The old image of professional darts players as pot-bellied, lager-swilling, chain-smokers has been airbrushed away to the point where only the bellies attest to the lifestyle as they perform for the television cameras.

But a glance at the pot-bellied, lager-swilling, chain-smoking spectators attests to the fact that while you can take the game out of the pub, you can't take the pub out of the game. Not, that is, without denuding it of its essential quality.

One of the finest things about darts and, indeed, other sports such as lawn bowls, is that you don't need to be at the pinnacle of physical perfection to be very good at them.

The introduction of tenpin bowling to this year's Commonwealth Games appeared to be an extension of this principle. And the ungainly, rounded, or ageing appearance of some of the protagonists bore it out.

Encouraged, I spoke to the Romford-born coach of the Malaysian team, Sid Allen, about his players' background. "There is a huge pressure of expectation on them here," he said.
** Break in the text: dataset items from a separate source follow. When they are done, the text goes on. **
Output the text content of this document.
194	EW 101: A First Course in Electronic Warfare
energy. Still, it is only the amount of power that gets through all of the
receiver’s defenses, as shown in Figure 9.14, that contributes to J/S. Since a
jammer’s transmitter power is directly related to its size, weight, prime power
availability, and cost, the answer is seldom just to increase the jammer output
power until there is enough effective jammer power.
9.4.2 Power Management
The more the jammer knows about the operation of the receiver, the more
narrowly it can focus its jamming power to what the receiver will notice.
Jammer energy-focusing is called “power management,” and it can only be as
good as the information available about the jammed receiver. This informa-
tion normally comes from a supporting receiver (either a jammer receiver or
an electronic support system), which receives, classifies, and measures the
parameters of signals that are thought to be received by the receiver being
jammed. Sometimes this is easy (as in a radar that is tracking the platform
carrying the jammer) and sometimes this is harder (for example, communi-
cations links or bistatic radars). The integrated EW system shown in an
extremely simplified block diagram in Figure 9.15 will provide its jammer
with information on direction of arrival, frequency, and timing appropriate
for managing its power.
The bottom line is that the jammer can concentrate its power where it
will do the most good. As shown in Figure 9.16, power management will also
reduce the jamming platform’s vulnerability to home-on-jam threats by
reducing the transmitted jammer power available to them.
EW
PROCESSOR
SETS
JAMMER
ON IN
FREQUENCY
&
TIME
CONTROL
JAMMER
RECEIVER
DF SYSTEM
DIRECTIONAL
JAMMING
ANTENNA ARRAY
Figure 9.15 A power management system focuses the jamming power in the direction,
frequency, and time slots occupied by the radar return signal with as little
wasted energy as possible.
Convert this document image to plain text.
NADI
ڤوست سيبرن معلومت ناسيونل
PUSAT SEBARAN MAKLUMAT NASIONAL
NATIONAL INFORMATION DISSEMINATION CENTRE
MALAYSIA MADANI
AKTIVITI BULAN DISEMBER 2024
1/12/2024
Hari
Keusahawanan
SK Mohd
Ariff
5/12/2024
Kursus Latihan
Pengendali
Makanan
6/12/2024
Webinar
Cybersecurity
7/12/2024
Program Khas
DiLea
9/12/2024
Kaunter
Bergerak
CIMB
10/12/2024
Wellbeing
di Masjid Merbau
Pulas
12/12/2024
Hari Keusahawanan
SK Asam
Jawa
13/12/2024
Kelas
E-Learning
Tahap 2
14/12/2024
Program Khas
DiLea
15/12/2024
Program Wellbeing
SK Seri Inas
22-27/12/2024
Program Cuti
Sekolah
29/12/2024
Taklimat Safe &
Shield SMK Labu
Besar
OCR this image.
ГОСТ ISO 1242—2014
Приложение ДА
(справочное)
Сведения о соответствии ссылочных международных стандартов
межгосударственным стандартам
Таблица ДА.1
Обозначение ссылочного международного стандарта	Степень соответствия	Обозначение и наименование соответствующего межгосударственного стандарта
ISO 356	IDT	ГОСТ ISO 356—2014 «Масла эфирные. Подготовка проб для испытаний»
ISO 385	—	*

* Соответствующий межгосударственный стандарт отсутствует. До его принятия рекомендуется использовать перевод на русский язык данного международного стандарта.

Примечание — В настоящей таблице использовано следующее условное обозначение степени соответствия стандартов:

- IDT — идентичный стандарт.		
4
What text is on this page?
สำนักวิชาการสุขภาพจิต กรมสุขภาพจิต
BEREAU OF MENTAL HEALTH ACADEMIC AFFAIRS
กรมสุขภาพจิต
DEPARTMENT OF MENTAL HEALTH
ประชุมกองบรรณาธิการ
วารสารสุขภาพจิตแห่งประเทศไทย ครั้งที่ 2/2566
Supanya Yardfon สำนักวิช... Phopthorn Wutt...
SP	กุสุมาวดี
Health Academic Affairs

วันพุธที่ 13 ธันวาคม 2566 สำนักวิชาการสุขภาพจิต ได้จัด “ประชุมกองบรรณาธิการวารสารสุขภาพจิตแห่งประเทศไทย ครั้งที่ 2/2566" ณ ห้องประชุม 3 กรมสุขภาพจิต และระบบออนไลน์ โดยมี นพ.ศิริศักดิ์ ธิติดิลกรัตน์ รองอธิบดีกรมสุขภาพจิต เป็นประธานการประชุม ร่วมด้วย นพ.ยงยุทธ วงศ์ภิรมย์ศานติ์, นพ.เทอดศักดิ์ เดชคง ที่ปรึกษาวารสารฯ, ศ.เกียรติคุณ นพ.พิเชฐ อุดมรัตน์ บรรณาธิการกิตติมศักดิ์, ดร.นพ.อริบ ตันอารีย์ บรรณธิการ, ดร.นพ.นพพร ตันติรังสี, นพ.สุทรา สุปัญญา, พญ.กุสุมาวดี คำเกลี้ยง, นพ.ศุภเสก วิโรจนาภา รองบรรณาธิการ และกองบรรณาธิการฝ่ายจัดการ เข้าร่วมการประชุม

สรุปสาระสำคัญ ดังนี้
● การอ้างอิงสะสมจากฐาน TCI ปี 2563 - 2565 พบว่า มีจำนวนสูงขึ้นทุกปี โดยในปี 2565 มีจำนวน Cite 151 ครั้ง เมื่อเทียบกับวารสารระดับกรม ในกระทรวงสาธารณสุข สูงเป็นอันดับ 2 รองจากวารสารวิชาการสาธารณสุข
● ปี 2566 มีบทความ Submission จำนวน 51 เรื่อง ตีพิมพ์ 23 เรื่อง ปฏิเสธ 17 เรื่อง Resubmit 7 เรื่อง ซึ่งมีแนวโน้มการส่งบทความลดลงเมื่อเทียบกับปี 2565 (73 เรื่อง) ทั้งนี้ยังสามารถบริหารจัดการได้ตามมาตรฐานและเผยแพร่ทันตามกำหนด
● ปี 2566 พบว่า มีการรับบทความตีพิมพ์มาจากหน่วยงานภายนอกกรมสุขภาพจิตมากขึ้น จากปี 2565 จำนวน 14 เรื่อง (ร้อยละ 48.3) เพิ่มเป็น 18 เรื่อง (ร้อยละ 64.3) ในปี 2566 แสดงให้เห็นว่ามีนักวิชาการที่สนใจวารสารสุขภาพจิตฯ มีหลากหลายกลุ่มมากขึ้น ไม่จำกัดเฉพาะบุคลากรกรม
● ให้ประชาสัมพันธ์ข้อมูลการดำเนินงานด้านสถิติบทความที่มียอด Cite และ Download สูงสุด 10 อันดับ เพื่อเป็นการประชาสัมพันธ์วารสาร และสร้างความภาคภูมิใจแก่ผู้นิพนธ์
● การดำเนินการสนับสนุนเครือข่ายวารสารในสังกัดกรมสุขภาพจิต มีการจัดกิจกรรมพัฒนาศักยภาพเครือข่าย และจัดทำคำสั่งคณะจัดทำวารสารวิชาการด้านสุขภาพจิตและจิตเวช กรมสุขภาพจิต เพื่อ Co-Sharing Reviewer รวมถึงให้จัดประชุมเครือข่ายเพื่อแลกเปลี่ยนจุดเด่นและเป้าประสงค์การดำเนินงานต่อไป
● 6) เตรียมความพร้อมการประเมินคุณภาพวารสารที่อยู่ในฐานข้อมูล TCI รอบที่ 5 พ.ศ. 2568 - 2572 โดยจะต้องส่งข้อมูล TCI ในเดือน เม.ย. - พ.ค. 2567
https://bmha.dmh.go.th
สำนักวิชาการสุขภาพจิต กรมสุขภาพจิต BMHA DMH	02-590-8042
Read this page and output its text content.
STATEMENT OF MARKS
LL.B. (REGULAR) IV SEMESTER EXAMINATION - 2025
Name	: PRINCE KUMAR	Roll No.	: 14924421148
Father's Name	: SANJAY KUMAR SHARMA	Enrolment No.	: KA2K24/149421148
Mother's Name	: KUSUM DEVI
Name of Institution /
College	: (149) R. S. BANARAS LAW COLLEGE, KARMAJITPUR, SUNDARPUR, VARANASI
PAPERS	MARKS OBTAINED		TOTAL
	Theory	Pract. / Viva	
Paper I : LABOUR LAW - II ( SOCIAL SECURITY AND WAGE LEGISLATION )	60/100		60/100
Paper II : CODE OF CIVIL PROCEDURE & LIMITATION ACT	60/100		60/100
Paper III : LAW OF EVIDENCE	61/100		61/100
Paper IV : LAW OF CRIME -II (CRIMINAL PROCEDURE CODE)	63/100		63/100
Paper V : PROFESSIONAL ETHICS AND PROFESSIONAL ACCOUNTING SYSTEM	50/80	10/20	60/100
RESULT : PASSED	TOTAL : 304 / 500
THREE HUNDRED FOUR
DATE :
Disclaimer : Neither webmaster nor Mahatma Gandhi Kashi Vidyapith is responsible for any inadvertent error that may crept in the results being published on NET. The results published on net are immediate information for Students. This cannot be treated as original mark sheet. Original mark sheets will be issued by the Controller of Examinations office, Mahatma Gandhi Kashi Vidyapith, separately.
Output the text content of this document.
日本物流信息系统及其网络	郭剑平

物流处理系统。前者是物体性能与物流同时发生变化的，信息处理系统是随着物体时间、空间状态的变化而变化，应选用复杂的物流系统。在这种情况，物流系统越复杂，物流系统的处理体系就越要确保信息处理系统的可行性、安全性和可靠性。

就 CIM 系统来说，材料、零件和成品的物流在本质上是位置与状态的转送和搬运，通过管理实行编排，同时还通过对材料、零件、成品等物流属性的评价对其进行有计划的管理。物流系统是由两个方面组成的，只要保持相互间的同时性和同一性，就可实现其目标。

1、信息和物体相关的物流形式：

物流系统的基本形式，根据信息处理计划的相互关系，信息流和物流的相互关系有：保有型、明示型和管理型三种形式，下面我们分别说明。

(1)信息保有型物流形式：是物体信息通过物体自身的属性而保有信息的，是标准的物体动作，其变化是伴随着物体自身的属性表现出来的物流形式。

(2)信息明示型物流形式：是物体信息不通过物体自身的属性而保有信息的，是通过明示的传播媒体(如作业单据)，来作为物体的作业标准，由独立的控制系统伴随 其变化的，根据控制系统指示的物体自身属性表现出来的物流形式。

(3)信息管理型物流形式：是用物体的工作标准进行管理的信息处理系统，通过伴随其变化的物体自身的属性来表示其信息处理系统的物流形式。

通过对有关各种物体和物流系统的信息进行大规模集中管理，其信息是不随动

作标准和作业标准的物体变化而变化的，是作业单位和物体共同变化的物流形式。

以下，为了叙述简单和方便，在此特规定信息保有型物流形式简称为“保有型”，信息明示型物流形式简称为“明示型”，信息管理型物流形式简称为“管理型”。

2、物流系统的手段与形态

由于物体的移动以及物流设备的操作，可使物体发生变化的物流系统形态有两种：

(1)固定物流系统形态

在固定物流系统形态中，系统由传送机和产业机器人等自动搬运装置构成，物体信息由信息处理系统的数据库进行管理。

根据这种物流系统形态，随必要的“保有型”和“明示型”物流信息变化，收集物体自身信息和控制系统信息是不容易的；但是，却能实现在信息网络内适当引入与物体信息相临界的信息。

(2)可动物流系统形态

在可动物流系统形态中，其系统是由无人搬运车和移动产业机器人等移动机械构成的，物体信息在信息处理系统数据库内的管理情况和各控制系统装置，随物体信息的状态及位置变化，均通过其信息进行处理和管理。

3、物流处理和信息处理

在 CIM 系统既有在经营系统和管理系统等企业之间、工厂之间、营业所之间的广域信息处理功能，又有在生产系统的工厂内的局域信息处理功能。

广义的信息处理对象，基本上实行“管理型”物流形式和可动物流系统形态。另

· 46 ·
It was a promising start, and I awaited further details. Something along the lines of "So why shouldn't they have the odd cigarette?" or "What harm is there in a couple of drinks?" would have done nicely at this point.

Allen, however, went on: "All these bowlers train in the gym for three hours a day and then practise for four hours - seven days a week." Cherish the Tuppers. They're getting fewer and farther between.